Er schaute um sich. Er war in einem reinen Kleinkindzimmer gefangen: auf der einen Seite ein großes Laufställchen, an der Wand ein abgestellter Hochstuhl und eine alte Wickelkommode, auf seiner Seite das Gitterbett und ein kleiner Kleiderschrank. Der Bettbezug zeigte lauter Kindermotive, und die dämliche Uhr an der Wand und der Kalender daneben waren mit albernen Disneyfigürchen verziert – wo er doch so viel lieber den starken He-Man gehabt hätte. Pah – Mädchen!
Er saß jetzt halb zurückgelehnt, halb aufrecht am hinteren Rand des umgitterten Bettes, im Rücken gestützt durch die üppigen Kopfkissen, weit mehr, als eigentlich zum Schlafen nötig gewesen wären – eine »Rücksichtnahme« von Michaela? Das geblümte Rüschenkleidchen breitete sich um ihn herum aus, darunter war alles durch die Daunendecke und die üppige Windel weich und gut gepolstert.
Wieder einmal krampften sich seine Gedärme zusammen – ganz ruhig und entspannt bleiben, hat Tante Michaela gesagt … Er spreizte ein wenig die Beine, biß auf den Schnuller und erwartete den nächsten Krampf. Da kam er schon; er entspannte seinen Hintern, und mit einigen halblauten Fürzen und einem leisen Quackern quoll das reichlich bemessene leckere Mittagessen von gestern in seine Windel, die sich sofort spannte und dehnte und ihn einen prallen, warmen, klebrigen Knödel spüren ließ. Vorne wurde die Windel feucht und warm.

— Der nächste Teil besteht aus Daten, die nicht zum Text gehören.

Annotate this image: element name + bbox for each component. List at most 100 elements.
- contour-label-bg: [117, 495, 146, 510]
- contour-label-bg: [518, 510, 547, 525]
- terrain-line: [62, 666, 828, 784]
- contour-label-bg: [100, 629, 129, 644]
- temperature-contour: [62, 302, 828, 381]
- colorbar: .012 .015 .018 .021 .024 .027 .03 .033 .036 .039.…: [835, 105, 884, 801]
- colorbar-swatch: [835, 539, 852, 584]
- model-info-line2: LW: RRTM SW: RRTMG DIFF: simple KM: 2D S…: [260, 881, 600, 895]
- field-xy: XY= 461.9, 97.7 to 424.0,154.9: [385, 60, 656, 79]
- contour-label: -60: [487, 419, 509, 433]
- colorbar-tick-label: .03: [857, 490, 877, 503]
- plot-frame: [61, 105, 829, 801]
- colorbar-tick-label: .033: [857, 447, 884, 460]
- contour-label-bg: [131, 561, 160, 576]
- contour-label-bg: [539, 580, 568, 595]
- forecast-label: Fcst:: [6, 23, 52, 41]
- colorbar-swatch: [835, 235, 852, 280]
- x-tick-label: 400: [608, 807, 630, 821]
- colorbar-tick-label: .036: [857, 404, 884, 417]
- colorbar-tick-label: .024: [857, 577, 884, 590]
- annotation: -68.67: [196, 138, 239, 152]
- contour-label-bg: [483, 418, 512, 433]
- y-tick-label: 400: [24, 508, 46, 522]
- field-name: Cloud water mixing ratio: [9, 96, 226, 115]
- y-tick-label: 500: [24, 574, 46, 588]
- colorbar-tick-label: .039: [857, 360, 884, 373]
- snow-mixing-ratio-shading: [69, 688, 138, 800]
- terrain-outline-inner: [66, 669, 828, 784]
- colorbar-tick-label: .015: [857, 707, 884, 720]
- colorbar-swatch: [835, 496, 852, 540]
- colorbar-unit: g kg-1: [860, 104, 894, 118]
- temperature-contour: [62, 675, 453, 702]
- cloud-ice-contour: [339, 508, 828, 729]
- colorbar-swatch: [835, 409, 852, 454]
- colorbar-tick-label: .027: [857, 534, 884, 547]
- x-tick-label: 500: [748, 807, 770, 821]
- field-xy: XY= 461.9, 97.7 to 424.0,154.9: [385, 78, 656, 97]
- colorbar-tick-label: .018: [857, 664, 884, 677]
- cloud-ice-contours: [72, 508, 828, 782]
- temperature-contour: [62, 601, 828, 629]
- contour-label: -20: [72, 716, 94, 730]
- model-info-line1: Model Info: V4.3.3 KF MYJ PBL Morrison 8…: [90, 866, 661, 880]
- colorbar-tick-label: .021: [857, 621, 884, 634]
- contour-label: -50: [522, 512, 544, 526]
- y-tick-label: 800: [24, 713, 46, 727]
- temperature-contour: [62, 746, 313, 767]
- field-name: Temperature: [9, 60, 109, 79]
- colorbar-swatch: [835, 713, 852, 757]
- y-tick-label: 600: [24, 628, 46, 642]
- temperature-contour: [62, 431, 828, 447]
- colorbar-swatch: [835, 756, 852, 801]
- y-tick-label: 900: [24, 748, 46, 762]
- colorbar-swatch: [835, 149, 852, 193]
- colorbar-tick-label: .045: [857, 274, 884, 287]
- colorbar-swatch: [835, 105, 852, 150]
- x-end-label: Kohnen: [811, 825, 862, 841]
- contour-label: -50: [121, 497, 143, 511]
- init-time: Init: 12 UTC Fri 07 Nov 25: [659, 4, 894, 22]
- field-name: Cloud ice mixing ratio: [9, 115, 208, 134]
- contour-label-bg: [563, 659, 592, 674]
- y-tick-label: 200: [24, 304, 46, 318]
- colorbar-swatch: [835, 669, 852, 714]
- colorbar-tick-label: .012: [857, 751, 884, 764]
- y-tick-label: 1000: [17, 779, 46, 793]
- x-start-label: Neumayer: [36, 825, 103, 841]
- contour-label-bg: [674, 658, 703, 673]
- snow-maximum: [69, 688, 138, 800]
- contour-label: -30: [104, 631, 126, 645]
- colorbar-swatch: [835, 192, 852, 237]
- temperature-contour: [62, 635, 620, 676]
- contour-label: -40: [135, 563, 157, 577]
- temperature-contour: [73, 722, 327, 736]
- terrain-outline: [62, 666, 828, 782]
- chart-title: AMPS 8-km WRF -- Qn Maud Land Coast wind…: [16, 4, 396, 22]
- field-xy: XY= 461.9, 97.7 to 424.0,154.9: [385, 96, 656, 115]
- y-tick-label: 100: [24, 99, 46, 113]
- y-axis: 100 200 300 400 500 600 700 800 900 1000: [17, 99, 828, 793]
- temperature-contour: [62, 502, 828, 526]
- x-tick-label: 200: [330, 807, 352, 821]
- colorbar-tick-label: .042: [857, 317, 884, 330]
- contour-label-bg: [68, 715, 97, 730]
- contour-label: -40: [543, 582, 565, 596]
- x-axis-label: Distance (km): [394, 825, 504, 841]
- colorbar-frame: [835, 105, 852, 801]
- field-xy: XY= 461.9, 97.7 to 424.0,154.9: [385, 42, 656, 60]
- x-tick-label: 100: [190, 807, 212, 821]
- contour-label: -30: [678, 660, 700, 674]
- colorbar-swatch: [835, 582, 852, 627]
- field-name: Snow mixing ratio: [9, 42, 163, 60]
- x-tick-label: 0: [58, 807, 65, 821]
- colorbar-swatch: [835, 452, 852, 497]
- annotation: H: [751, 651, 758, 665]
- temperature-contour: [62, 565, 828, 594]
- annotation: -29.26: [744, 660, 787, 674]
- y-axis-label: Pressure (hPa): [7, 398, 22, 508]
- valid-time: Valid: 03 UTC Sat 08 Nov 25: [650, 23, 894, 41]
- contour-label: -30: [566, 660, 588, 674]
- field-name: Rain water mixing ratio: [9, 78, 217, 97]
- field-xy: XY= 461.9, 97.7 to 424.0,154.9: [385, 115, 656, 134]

Wenn ich mich nicht bewege, verschmiert sich der widerliche Knödel nicht. Aber ich kann ja nicht bis zum Abend still dasitzen und mich nicht rühren, dachte er, das wäre ja noch fürchterlicher.
Ist ja eh alles egal, dachte er, entspannte sich weiter, ließ sich tiefer in die Kissen rutschen und spürte sofort, wie sich der Inhalt seiner Windel zu verteilen und zu verschmieren begann. Wieder begannen seine Tränen heftiger zu fließen. Wie durch einen wässrigen Schleier hindurch sah er auf die Uhr. Halb zehn. In zehn Minuten oder so würde Michaela mit seinem Frühstück hier erscheinen – er mußte einen aufkeimenden Brechreiz unterdrücken, wenn er daran dachte. Nie würde er sich daran gewöhnen, nie! Sollten seine ganzen Sommerferien so vergehen? Was hatte ihn seine Mutter gelobt, daß er den Kalender und die Uhr schon so gut beherrschte! Jetzt würde er all das am liebsten vergessen. Halb zehn erst – und die Handwerker blieben bis fünf Uhr Nachmittag oder so! Wann sie genau gingen, hatte ihn bisher nicht gekümmert – aber jetzt würde es sich ihm bald intensiv einprägen … Jeden Abend würde er herbeisehnen … Wie viele Abende? Auf dem großen Wandkalender umrahmte das bewegliche kleine rote Plastikrähmchen den 30. Juli – das Datum von heute. Viel weiter unten war der 11. September mit einem schwarzen Bleistiftstrich markiert; auch ohne die kleine Handschrift genau erkennen zu können, wußte er, was dort stand: »Schulbeginn«.
42 Tage! Mit einem resignierten Schniefen schloß er die tränenumflorten Augen, mummelte sich warm in die Decken ein und spürte beim Eindösen, wie sich große Teile des Knödels in seiner Windel klebrig über seine Arschbacken verteilten und langsam, aber sicher der typische »Kleinkindergeruch«, diese eigentümlich Mischung aus Puder, Plastik und A-a, im Zimmer aufstieg und sich ausbreitete.